Мама устало кивает и, взяв меня под руку, ведет в дом. Только сейчас я обращаю внимание на то, насколько низкой и хрупкой она кажется. Теперь я чувствую, что пришло время мне защищать и оберегать ее от жизненных невзгод.
– Я поговорю с отцом и навещу брата.
Мама с благодарностью улыбается мне и первая заходит в дом.
Наша семья живет в маленьком двухэтажном доме с уже давно потрепанными обоями, старой затертой мебелью и скрипучими деревянными полами. Раньше иметь такой дом считалось роскошью, но сейчас на него жалко смотреть.
Во всех комнатах свет горит тускло, и я едва ли могу различить, кто находится в гостиной.
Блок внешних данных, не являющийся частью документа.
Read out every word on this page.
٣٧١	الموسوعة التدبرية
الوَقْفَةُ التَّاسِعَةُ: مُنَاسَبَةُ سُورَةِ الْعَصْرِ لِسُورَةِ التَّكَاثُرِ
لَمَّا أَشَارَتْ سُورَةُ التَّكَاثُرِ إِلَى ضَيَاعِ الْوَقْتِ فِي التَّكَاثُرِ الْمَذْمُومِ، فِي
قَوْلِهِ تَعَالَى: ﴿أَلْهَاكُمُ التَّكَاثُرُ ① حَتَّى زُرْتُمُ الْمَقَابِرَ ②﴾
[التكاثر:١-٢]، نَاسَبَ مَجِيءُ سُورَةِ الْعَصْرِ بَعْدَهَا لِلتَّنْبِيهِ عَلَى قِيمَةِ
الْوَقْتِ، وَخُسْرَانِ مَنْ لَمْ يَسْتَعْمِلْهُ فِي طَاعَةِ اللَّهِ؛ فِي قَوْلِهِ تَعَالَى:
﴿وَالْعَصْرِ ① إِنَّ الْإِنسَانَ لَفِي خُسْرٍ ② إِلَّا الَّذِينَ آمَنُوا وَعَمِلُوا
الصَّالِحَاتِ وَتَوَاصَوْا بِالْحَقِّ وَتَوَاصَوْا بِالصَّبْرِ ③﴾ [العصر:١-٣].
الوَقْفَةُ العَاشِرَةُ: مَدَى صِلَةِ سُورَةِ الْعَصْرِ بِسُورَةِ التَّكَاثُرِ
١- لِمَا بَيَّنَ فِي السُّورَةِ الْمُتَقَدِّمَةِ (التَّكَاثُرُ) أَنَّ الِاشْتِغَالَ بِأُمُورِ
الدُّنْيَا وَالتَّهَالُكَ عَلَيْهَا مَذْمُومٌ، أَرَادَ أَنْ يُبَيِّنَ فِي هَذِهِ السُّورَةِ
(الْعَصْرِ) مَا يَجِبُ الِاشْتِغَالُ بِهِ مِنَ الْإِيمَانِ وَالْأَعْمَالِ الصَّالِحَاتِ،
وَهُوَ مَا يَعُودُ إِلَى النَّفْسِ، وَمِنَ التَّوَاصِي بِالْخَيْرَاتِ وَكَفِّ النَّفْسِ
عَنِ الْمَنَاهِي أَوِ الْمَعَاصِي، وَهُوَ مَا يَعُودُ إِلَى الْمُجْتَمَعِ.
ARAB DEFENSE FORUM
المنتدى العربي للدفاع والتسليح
На зеленом, словно весенняя листва, диване сидят четверо детей разного возраста. Маша, старшая дочка Андрея, держит на руках пятилетнюю на вид девочку с выразительными зелеными, как у ее отца, глазами. До этого дня Соню я еще никогда не видел, знал лишь с рассказов мамы, что она очень милый и добрый ребенок.
Слева от девочек резвятся братья-близнецы, они подпрыгивают на диване то вверх, то вниз, стараясь достать до потолка.
– Вы сломаете всю мебель! – По дому раздается недовольный женский голос.
Настя внезапно выходит из кухни и грозит сыновьям пальцем. В ней больше не найти прежней изысканной красоты и женственности. Еще бы, родить четверых детей. Сейчас жена брата выглядит как измученная и уставшая женщина, у которой нет ни минуты свободного времени, чтобы поухаживать за собой.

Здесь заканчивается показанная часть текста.